Considering how often his name showed up in the crime section of her paper and on the nightly news broadcast, he looked surprisingly...fine. Unruly hair, beard in need of a trim, but his clothes were intact and without obvious smudges of dirt or blood, face suspiciously lacking in marks except for one lone yellowing blemish on his right cheek. She catches sight of his knuckles then when he lowers his hand.

Healing cuts and purple bruises.

That was more along the lines of what she expected. For some strange reason, it puts her more at ease, too.

Frank's eyes linger on the pot by the window for a beat before he steps forward. "There's only one working in the garage now."

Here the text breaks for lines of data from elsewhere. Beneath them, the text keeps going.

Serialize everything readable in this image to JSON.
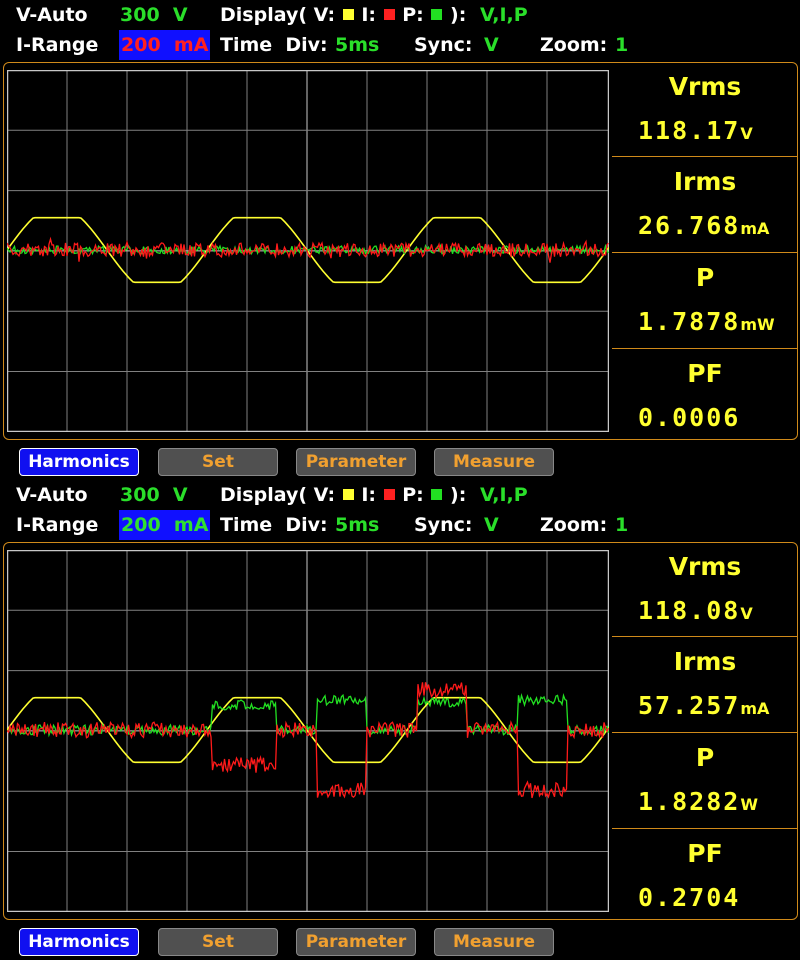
{
  "panels": [
    {
      "status": {
        "v_mode": "V-Auto",
        "v_range": "300  V",
        "display_label": "Display( V:",
        "i_label": "I:",
        "p_label": "P:",
        "display_close": "):",
        "display_value": "V,I,P",
        "i_range_label": "I-Range",
        "i_range_value": "200  mA",
        "time_div_label": "Time  Div:",
        "time_div_value": "5ms",
        "sync_label": "Sync:",
        "sync_value": "V",
        "zoom_label": "Zoom:",
        "zoom_value": "1"
      },
      "measurements": [
        {
          "label": "Vrms",
          "value": "118.17",
          "unit": "V"
        },
        {
          "label": "Irms",
          "value": "26.768",
          "unit": "mA"
        },
        {
          "label": "P",
          "value": "1.7878",
          "unit": "mW"
        },
        {
          "label": "PF",
          "value": "0.0006",
          "unit": ""
        }
      ],
      "buttons": [
        "Harmonics",
        "Set",
        "Parameter",
        "Measure"
      ]
    },
    {
      "status": {
        "v_mode": "V-Auto",
        "v_range": "300  V",
        "display_label": "Display( V:",
        "i_label": "I:",
        "p_label": "P:",
        "display_close": "):",
        "display_value": "V,I,P",
        "i_range_label": "I-Range",
        "i_range_value": "200  mA",
        "time_div_label": "Time  Div:",
        "time_div_value": "5ms",
        "sync_label": "Sync:",
        "sync_value": "V",
        "zoom_label": "Zoom:",
        "zoom_value": "1"
      },
      "measurements": [
        {
          "label": "Vrms",
          "value": "118.08",
          "unit": "V"
        },
        {
          "label": "Irms",
          "value": "57.257",
          "unit": "mA"
        },
        {
          "label": "P",
          "value": "1.8282",
          "unit": "W"
        },
        {
          "label": "PF",
          "value": "0.2704",
          "unit": ""
        }
      ],
      "buttons": [
        "Harmonics",
        "Set",
        "Parameter",
        "Measure"
      ]
    }
  ],
  "colors": {
    "voltage": "#ffff30",
    "current": "#ff1a1a",
    "power": "#22e022",
    "grid": "#808080",
    "frame": "#d08a1a"
  }
}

He sits without prompting on one of the chairs across from her desk. Karen sighs, equal parts exasperated and relaxed. "You could've called. Or sent another note."

With an itchy finger, his head turns near the window. "It, uh, looked nice. The wake."

"...You were there?"

He shakes his head. "Passed by. Not my place to be."

"You saved his life once."

"Yeah." Frank idly folds his hands together, constantly in motion. "Once."

There's a heaviness in the last word she's all too clearly able to identify. Regret.

None of them were immune from the effects of losing Matt, then. It strikes a quick arrow of resentment through her, but as soon as it comes, it's gone again, and she's left with empty acquiescence at the cruelly unpredictable world.

Karen sets her pen aside. "I didn't get a chance to thank you for the flowers." He meets her stare with a shrug, watching as her expression morphs into curiosity. "Why those?"

"Florist spun a pretty story of bullshit."

A breath of a chuckle startles from her, caught off-guard by Frank being...well, Frank. A twinge in her chest forces her to acknowledge for the first time in months that she's missed him. Not the Punisher, not his never-ending quest, but him. Him and this all too comfortable balance between them.

A slight curve pulls his lips as his eyes narrow, assessing her. She doesn't mind.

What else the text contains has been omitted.